Con grande dispiacere del duca di Kent, che avrebbe preferito il nome Elisabetta, la bambina fu chiamata Alessandrina Vittoria, in quanto il Principe reggente (a breve Giorgio IV), sempre desideroso di irritare il fratello minore, aveva invitato a fare da padrino lo zar Alessandro I di Russia. Tuttavia, dalla nascita venne formalmente chiamata Sua Altezza Reale la Principessa Vittoria di Kent, ma in seno alla famiglia venne chiamata Drina[4].
Alla nascita Vittoria era la quinta nella linea di successione dopo il padre con i suoi tre fratelli maggiori, rispettivamente il Principe reggente, il duca di York e il duca di Clarence, ma nessuno degli zii della principessa riuscì ad avere un erede (il Principe reggente e il duca di York erano in contrasto con le mogli, mentre le due figlie del duca di Clarence, Carlotta ed Elisabetta, erano morte poco dopo la nascita)[5].
Suo padre morì di polmonite otto mesi dopo la nascita di Vittoria; il nonno, re Giorgio III, morì pazzo e cieco meno di una settimana dopo. Lo zio della principessa Vittoria, il Principe di Galles, ereditò la corona diventando re Giorgio IV.

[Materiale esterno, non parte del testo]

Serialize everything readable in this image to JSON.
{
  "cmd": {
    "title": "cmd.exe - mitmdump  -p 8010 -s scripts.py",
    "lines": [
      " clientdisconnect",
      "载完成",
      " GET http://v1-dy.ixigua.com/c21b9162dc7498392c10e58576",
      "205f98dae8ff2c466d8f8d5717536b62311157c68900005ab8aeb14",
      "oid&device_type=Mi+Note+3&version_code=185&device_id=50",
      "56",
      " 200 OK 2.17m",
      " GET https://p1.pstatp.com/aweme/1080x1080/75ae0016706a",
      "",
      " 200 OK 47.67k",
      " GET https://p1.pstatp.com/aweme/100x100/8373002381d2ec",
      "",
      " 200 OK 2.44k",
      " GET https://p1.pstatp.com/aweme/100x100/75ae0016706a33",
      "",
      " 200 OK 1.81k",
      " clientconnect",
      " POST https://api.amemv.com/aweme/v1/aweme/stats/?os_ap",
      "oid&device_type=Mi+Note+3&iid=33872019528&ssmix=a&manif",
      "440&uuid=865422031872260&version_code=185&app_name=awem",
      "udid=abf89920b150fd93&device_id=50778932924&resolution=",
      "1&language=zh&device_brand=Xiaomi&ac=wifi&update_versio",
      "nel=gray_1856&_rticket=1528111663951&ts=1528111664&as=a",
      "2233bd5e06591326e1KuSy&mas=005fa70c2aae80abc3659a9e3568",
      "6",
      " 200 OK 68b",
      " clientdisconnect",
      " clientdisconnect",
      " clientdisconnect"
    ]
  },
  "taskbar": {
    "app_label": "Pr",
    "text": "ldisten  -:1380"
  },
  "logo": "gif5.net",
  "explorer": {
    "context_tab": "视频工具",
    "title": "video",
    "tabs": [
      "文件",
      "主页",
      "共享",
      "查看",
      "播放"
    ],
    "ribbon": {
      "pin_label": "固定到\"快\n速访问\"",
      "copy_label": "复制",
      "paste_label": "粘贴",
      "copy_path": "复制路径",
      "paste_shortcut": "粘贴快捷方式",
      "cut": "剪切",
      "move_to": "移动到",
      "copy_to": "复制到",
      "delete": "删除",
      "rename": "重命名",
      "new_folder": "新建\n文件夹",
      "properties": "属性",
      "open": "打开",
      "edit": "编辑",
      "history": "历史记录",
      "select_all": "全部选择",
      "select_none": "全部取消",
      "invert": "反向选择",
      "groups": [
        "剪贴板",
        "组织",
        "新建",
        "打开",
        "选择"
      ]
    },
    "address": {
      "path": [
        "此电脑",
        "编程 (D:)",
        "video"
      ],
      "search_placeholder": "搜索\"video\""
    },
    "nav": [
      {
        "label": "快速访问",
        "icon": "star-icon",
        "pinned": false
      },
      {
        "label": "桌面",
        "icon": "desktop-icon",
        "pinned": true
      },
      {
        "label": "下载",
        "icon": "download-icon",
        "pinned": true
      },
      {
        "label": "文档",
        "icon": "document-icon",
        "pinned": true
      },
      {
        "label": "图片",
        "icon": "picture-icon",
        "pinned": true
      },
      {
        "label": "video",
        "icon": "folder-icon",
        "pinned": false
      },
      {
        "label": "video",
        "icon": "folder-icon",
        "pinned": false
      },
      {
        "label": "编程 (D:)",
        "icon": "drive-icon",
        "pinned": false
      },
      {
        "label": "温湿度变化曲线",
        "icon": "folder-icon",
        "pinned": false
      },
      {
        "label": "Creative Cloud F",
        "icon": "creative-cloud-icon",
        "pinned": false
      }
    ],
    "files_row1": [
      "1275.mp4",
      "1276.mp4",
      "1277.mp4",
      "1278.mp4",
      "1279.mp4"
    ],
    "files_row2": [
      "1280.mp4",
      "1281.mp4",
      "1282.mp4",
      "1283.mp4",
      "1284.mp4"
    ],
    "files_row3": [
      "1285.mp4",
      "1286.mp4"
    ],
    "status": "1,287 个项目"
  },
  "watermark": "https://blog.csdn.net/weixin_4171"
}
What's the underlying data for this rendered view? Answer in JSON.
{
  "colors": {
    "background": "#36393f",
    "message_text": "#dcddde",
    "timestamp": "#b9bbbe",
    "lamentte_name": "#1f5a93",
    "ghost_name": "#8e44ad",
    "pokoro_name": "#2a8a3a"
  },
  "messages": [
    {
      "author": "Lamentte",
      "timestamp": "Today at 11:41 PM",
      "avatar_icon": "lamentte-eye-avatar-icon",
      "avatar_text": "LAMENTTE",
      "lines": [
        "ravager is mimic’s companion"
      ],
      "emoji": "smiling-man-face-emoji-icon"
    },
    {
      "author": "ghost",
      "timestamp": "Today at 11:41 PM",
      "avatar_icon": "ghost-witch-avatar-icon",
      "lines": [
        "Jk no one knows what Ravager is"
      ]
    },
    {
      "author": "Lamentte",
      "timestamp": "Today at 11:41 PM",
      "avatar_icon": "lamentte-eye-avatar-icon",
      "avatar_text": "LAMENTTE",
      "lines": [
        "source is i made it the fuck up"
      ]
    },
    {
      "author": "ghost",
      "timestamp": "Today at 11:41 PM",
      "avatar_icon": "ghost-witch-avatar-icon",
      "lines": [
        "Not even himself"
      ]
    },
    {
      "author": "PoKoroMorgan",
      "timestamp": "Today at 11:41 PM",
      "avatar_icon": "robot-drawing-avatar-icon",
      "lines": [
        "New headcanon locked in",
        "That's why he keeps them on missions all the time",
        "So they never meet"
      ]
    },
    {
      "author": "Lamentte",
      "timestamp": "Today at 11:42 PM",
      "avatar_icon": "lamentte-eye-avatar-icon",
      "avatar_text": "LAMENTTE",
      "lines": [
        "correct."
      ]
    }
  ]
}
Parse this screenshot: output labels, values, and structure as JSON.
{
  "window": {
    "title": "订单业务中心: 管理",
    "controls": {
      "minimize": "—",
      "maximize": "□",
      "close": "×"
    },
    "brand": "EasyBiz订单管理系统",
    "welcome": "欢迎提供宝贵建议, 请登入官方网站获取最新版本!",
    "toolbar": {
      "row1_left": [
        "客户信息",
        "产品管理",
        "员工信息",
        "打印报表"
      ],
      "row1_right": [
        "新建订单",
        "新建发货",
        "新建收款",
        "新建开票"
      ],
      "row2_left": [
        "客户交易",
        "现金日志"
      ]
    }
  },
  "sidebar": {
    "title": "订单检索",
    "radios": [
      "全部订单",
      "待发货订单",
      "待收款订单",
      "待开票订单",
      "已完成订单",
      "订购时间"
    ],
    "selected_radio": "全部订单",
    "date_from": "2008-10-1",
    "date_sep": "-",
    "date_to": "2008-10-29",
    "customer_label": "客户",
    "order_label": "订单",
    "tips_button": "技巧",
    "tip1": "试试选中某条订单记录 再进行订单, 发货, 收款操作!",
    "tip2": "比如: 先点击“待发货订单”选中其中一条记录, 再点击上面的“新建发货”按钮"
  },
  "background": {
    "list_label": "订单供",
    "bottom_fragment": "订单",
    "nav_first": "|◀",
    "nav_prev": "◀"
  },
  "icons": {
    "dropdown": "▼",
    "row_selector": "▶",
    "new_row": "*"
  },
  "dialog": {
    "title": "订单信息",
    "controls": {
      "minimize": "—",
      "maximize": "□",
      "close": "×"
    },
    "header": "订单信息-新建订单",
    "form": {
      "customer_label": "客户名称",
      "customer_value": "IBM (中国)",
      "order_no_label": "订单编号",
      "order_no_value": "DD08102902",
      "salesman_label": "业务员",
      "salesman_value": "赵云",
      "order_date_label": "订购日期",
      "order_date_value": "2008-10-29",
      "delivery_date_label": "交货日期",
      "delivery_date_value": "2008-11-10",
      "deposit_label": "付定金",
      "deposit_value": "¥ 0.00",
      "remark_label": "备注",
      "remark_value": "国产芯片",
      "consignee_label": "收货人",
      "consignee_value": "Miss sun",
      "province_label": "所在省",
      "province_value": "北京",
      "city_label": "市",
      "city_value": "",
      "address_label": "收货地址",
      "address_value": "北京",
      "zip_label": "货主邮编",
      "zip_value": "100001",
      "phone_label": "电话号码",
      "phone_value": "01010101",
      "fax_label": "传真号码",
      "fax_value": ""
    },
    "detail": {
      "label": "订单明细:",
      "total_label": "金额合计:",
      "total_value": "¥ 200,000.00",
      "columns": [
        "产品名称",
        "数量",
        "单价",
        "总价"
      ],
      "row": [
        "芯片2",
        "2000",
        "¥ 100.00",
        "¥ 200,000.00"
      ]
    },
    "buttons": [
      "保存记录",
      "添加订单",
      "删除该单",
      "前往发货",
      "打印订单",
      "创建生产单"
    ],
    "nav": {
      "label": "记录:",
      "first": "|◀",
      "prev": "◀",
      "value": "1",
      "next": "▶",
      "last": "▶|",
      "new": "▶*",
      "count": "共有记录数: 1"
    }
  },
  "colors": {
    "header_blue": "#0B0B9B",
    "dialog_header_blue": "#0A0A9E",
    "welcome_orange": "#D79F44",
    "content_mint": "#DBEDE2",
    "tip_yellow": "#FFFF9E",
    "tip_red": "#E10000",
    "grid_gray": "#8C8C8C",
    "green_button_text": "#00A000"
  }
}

Nonostante occupasse una posizione molto alta nella linea di successione al trono britannico, a Vittoria venne insegnato solo il tedesco, ma dall'età di tre anni venne istruita all'inglese. In seguito imparò a parlare anche italiano, greco, latino, francese. Il suo precettore fu il reverendo George Davis e sua governante fu Louise Lehzen[6].
Erede al trono
Quando la principessa Vittoria di Kent aveva undici anni, nel 1830, suo zio re Giorgio IV morì, senza figli o figlie ancora in vita. Di conseguenza, rispettando l'ordine di successione, il trono passò al terzo figlio di re Giorgio III, il duca di Clarence e St. Andrews, che era ancora in vita rispetto a suo fratello maggiore Federico Augusto (secondogenito di re Giorgio III). Il successore di Giorgio IV divenne re con il nome di Guglielmo IV.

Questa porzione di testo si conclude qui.